La carcerazione interruppe in maniera forzata gli studi liceali intrapresi a partire dal 1925 nel liceo scientifico a Brescia; l’aspirazione al miglioramento del suo bagaglio culturale rimase comunque molto forte e, come ogni buon detenuto comunista, utilizzò il periodo di prigionia a questo scopo (si appassionò in particolare allo studio delle lingue straniere, giungendo nel corso degli anni a parlare correntemente francese, inglese, tedesco e spagnolo).
Nel 1929 si rifiutò di firmare la domanda di grazia presentata dai suoi genitori, poiché, come scrisse alla madre, «non voglio che si dica che ho fatto atto di sottomissione per paura o per viltà» (lettera del 16 marzo 1929, in Lettere dal carcere, dal confino, dall’esilio, Brescia 1980, p. 32). Per questo motivo, finita di scontare la pena nell’aprile 1930, fu mandato al confino a Lipari per altri 2 anni. Lì si distinse per alcune azioni di protesta contro la censura della corrispondenza.

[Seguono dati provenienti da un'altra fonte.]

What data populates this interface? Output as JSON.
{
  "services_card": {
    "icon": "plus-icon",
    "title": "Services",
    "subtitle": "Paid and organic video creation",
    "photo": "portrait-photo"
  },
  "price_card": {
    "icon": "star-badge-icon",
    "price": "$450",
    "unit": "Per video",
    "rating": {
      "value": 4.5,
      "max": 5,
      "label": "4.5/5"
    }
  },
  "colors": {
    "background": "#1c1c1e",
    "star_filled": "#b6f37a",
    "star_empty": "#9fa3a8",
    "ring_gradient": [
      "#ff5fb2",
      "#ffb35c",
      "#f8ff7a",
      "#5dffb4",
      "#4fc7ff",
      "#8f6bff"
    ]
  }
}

Nel marzo 1931, ottenne la sospensione condizionale della pena per poter adempiere al servizio militare, che svolse a Milano, assegnato al VII reggimento fanteria. Dopo il congedo fece ritorno a Brescia, dove si rimise in contatto con i pochi comunisti locali rimasti a piede libero, per cercare di ricostruire una rete clandestina di partito falcidiata dai ripetuti arresti operati dalla polizia fascista, ma non ebbe successo. Nel luglio 1932, fu nuovamente arrestato a Lumezzane, in provincia di Brescia, e inviato per la seconda volta al confino, a Ponza, per altri 3 anni; nominato direttore dello spaccio autogestito dai confinati, fu in prima linea nelle manifestazioni di protesta contro le vessazioni imposte dall’amministrazione della colonia, il che gli procurò, nel giugno 1933, un altro arresto e una condanna a 4 mesi di reclusione, scontati a Napoli. Tornato a Ponza, in ottobre sposò Maria Pippan, comunista triestina, anch’ella confinata politica, e da lui conosciuta sull’isola, dalla quale avrebbe avuto tre figli, Vittoria, Uliana e Boretti.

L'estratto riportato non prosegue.